Machu Picchu: Inca marvel amidst Peru’s landscape

Posted on 16 July 2023 By Tsoku Maela

Nestled within a breathtaking landscape at the juncture of the Peruvian Andes and the Amazon Basin, lies the Historic Sanctuary of Machu Picchu, a masterpiece of artistic, architectural, and land utilization achievements, standing as the most significant tangible heritage of the Inca civilization.

General view of the ancient Inca ruins of Machu Picchu in the Urubamba valley, seventy-two kilometres from the Andes city of Cusco, on February 15, 2023, open for the first time after they were closed to the public for security reasons on January 21, after protesters blocked the railways during protests against the government of President Dina Boluarte that have shaken the Andean country since December 7, 2022. (Photo by Carolina Paucar / AFP) (Photo by CAROLINA PAUCAR/AFP via Getty Images)

This exceptional mixed World Heritage site encompasses 32,592 hectares of rugged mountains, peaks, and valleys, centred around the awe-inspiring archaeological marvel known as “La Ciudadela” (the Citadel), perched over 2 400 meters above sea level. Originally constructed in the 15th century, Machu Picchu was abandoned after the Spanish conquest of the Inca Empire, and it remained hidden from the world until its discovery in 1911.

Comprising approximately 200 structures, this extraordinary site served as a religious, ceremonial, astronomical, and agricultural centre, carefully arranged along a steep ridge and interconnected by stone terraces. The city was thoughtfully divided into lower and upper sections, demarcating the agricultural and residential areas, with a grand square between them.

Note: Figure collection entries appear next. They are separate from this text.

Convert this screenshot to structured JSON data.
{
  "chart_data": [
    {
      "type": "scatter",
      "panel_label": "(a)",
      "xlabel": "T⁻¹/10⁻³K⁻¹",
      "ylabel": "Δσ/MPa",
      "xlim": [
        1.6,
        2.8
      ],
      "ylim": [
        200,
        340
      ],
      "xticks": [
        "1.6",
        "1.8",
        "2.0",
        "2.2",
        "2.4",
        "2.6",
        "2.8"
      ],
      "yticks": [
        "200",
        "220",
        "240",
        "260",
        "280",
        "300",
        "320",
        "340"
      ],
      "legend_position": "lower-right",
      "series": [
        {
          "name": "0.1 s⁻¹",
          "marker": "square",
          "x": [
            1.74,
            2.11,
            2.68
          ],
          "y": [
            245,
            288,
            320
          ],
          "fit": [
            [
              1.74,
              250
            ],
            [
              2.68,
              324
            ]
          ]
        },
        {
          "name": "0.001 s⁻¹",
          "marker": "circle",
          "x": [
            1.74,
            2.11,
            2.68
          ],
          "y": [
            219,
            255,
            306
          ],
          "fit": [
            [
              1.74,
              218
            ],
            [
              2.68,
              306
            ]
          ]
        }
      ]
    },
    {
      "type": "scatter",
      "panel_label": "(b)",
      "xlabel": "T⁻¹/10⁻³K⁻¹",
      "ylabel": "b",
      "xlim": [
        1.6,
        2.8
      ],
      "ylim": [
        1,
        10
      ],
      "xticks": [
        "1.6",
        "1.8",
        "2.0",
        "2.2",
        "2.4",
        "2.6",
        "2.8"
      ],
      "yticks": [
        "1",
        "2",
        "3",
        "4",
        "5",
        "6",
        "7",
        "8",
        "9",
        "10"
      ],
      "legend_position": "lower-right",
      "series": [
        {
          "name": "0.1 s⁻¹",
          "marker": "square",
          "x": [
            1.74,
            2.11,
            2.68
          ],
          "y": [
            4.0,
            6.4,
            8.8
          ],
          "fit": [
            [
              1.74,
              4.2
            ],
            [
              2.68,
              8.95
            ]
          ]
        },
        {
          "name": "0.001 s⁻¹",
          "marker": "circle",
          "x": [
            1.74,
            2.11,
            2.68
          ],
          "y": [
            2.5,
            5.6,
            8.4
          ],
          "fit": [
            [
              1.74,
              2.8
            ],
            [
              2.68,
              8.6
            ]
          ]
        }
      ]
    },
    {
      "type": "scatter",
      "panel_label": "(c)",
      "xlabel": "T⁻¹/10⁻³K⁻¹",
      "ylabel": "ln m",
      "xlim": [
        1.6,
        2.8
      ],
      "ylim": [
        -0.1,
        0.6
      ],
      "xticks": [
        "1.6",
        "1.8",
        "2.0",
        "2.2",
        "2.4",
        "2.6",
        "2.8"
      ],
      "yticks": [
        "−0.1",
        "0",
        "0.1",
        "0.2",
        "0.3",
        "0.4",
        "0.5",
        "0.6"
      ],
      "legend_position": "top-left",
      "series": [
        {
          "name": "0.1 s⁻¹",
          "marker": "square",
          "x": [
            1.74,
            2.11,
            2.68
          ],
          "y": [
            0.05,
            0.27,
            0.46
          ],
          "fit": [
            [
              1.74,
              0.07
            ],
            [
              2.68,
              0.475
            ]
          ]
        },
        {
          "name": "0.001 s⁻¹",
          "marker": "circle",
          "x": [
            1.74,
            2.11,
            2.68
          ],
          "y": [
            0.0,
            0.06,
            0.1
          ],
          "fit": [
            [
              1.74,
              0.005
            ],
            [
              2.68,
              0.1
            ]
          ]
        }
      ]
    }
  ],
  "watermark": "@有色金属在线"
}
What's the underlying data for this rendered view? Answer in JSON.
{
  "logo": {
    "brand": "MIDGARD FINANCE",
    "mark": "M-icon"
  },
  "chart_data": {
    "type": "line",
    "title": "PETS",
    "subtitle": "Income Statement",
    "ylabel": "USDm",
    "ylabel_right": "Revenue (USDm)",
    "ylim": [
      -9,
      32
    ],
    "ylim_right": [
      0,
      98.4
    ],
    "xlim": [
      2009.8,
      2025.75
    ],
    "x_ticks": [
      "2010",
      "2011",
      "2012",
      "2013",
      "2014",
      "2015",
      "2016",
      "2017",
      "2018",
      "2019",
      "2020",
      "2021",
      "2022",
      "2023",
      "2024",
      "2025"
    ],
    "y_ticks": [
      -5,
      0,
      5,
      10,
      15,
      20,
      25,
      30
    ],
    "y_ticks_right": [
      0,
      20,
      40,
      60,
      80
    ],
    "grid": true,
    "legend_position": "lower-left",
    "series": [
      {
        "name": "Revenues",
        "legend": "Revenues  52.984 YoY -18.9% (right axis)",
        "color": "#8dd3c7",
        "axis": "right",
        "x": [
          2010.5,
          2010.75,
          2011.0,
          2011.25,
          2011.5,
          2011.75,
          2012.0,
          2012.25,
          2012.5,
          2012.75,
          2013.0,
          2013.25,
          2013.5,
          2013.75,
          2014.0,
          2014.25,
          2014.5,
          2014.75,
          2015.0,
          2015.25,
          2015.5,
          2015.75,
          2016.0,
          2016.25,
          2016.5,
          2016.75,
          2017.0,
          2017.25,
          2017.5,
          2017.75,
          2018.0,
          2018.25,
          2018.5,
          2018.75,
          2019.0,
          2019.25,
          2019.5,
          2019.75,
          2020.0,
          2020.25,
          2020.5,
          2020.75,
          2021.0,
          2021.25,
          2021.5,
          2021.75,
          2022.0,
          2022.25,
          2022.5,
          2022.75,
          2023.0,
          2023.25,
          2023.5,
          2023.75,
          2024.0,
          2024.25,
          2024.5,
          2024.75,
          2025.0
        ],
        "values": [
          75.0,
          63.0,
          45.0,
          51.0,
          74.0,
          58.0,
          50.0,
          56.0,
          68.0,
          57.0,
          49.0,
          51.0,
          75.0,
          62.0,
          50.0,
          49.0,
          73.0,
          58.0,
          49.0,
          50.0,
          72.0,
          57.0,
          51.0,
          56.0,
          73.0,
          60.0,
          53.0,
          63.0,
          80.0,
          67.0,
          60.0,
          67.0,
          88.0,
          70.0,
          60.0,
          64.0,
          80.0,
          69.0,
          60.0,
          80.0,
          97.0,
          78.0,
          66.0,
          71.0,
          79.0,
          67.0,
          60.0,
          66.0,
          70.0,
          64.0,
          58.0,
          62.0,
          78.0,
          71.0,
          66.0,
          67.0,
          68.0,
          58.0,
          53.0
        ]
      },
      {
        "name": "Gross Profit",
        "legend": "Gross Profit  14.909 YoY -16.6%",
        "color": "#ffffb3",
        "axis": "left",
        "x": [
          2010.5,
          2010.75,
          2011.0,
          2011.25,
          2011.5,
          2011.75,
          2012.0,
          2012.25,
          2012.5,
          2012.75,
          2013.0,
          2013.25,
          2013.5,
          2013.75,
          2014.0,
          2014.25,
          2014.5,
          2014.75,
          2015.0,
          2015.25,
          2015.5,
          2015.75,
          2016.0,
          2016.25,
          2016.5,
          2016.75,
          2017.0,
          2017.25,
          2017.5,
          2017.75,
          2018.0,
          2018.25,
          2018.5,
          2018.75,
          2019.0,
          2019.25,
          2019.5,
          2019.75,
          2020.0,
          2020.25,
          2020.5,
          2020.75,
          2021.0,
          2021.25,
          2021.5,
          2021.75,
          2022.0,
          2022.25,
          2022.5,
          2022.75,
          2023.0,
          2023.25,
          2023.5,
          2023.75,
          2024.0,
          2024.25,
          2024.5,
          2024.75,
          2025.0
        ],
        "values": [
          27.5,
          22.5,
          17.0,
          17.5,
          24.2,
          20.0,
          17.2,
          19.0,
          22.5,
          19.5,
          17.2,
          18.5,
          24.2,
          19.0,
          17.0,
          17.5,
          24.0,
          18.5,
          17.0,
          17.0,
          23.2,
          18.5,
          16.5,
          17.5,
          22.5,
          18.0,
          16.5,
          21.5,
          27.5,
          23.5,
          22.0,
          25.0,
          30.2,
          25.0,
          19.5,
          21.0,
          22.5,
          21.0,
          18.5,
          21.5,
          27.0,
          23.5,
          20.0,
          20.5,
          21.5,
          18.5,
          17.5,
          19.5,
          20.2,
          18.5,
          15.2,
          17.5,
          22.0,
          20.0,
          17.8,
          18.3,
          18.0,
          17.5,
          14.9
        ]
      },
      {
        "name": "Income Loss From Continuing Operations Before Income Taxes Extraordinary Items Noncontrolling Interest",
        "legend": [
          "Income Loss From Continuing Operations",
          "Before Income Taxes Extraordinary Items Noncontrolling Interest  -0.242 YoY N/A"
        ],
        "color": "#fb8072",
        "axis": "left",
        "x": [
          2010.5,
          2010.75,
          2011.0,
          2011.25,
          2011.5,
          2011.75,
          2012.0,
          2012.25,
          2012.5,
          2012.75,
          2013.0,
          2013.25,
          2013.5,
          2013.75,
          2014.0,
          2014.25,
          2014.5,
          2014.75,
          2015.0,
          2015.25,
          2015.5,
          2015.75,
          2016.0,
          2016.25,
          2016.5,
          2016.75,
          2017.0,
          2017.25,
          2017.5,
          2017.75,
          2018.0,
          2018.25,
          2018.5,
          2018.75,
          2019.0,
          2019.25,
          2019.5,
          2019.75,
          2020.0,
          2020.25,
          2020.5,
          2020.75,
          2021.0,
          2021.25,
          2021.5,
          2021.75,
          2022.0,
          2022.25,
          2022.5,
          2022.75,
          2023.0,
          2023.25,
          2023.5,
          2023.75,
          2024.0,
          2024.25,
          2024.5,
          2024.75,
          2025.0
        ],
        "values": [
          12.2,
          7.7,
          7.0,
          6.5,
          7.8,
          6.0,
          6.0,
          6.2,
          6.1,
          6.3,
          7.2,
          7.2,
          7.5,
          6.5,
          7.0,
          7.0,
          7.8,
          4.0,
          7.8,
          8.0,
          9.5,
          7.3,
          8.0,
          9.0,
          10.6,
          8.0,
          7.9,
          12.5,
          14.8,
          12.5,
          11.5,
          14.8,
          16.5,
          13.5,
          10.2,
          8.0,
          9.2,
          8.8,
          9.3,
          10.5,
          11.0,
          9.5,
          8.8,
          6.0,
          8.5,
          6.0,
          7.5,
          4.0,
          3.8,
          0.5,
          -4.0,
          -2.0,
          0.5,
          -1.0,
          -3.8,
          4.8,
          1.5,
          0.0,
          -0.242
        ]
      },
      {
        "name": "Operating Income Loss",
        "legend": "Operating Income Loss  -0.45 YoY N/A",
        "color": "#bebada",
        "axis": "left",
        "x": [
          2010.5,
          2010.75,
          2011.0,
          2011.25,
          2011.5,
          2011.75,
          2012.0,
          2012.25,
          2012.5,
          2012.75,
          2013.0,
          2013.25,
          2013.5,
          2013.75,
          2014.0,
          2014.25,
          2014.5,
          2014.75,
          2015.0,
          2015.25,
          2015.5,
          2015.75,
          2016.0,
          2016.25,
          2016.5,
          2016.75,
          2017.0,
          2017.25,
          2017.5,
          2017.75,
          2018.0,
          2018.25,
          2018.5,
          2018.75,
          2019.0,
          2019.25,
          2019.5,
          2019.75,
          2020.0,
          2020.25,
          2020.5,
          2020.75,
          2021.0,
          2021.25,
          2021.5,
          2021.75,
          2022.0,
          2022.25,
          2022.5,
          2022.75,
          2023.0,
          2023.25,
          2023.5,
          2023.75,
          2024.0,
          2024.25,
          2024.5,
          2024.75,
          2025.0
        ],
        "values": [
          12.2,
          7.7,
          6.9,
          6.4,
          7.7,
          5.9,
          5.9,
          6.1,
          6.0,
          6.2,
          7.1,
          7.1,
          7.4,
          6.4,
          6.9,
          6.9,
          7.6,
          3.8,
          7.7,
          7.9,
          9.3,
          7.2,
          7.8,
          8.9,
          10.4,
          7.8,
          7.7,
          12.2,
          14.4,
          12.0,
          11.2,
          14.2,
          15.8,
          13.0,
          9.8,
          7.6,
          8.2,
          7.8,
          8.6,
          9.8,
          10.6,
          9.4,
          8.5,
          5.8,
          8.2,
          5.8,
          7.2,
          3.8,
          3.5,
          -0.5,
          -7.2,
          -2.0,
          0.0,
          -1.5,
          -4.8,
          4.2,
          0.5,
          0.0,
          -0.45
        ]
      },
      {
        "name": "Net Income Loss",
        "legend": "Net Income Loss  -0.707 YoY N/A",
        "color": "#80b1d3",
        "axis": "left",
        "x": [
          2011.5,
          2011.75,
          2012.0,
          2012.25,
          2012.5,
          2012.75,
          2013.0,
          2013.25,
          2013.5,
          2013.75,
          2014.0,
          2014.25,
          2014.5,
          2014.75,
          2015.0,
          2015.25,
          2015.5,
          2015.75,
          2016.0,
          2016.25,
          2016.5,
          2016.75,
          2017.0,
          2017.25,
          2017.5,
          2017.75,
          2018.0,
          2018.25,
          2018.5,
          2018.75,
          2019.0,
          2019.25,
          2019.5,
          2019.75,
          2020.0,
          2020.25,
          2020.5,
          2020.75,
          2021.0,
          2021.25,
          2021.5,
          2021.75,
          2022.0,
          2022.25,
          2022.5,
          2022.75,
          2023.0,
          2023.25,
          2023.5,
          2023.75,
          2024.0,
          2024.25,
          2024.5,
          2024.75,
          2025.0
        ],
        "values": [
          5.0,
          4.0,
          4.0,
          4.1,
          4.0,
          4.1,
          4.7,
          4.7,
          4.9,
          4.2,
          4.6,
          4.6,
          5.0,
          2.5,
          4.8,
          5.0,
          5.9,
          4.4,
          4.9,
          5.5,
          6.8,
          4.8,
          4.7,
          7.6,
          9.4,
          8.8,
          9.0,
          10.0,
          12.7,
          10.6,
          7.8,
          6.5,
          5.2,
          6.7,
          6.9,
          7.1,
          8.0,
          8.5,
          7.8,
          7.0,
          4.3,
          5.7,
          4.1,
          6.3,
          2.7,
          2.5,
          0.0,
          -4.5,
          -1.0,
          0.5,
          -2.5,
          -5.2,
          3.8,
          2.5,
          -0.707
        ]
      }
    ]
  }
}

Despite extensive research, many mysteries surrounding Machu Picchu persist, including its exact role in the Incas’ advanced understanding of astronomy and the domestication of wild plant species.

Machu Picchu’s massive yet refined architecture harmoniously blends with the stunning natural environment, to which it is intricately linked. A network of subsidiary centres, roads, trails, irrigation canals, and agricultural terraces attests to centuries of human utilization. The challenging topography has resulted in a mosaic of utilized spaces and diverse natural habitats. These eastern slopes of the tropical Andes boast a remarkable gradient, encompassing high-altitude “Puna” grasslands, Polylepis thickets, montane cloud forests, and tropical lowland forests, all of which harbour rich biodiversity and significant endemic species. Though the site may be relatively small, it plays a crucial role in conserving a diverse array of flora and fauna, including rare and endemic species.

The Historic Sanctuary of Machu Picchu is an integral part of Peru’s national protected areas system and is safeguarded by a comprehensive legal framework, addressing both its cultural and natural significance. The sanctuary’s boundaries are well-defined, and it is surrounded by a buffer zone larger than the protected area itself.

In 1999, the Management Unit of the Historic Sanctuary of Machu Picchu (UGM) was established to implement the strategies outlined in the Master Plans, which regularly guide the site’s management. The UGM, reactivated in 2011, consists of representatives from the Ministries of Culture, Environment, and Foreign Trade and Tourism, along with the Regional Government of Cusco and the local municipality of Machu Picchu. This collaborative platform is essential for managing a site that forms an integral part of Peru’s identity and serves as a prominent domestic and international tourist destination.

Despite the robust legislative and management framework, there are challenges related to inter-institutional governance and the effectiveness of protection measures. Harmonizing dispersed legislation and involving various ministries and governmental levels, from local to national, remains complex, particularly when sharing tourism revenues. Tourism brings economic benefits but also poses cultural and ecological challenges, as the increasing number of visitors requires careful regulation and efforts to minimize impacts. Reinvesting a substantial portion of tourism revenues into planning and management would be beneficial. Transportation and infrastructure development, as well as ensuring the well-being of both tourists and new residents attracted by tourism, demand high-quality, sustainable, and long-term solutions.

Since its inscription as a World Heritage site, concerns have been raised about ecosystem degradation resulting from logging, firewood and plant collection for commercial purposes, inadequate waste management, poaching, and agricultural encroachment due to unclear land tenure arrangements. Additionally, introduced species and water pollution from urban waste and agrochemicals in the Urubamba River, along with broader regional development pressures, further compound the risks. The site’s location in high-altitude terrain with extreme weather conditions makes it susceptible to natural disasters, requiring continuous efforts to adhere to protected areas legislation and prevent further degradation. Nevertheless, there is significant potential for restoring degraded areas and preserving this extraordinary sanctuary for generations to come.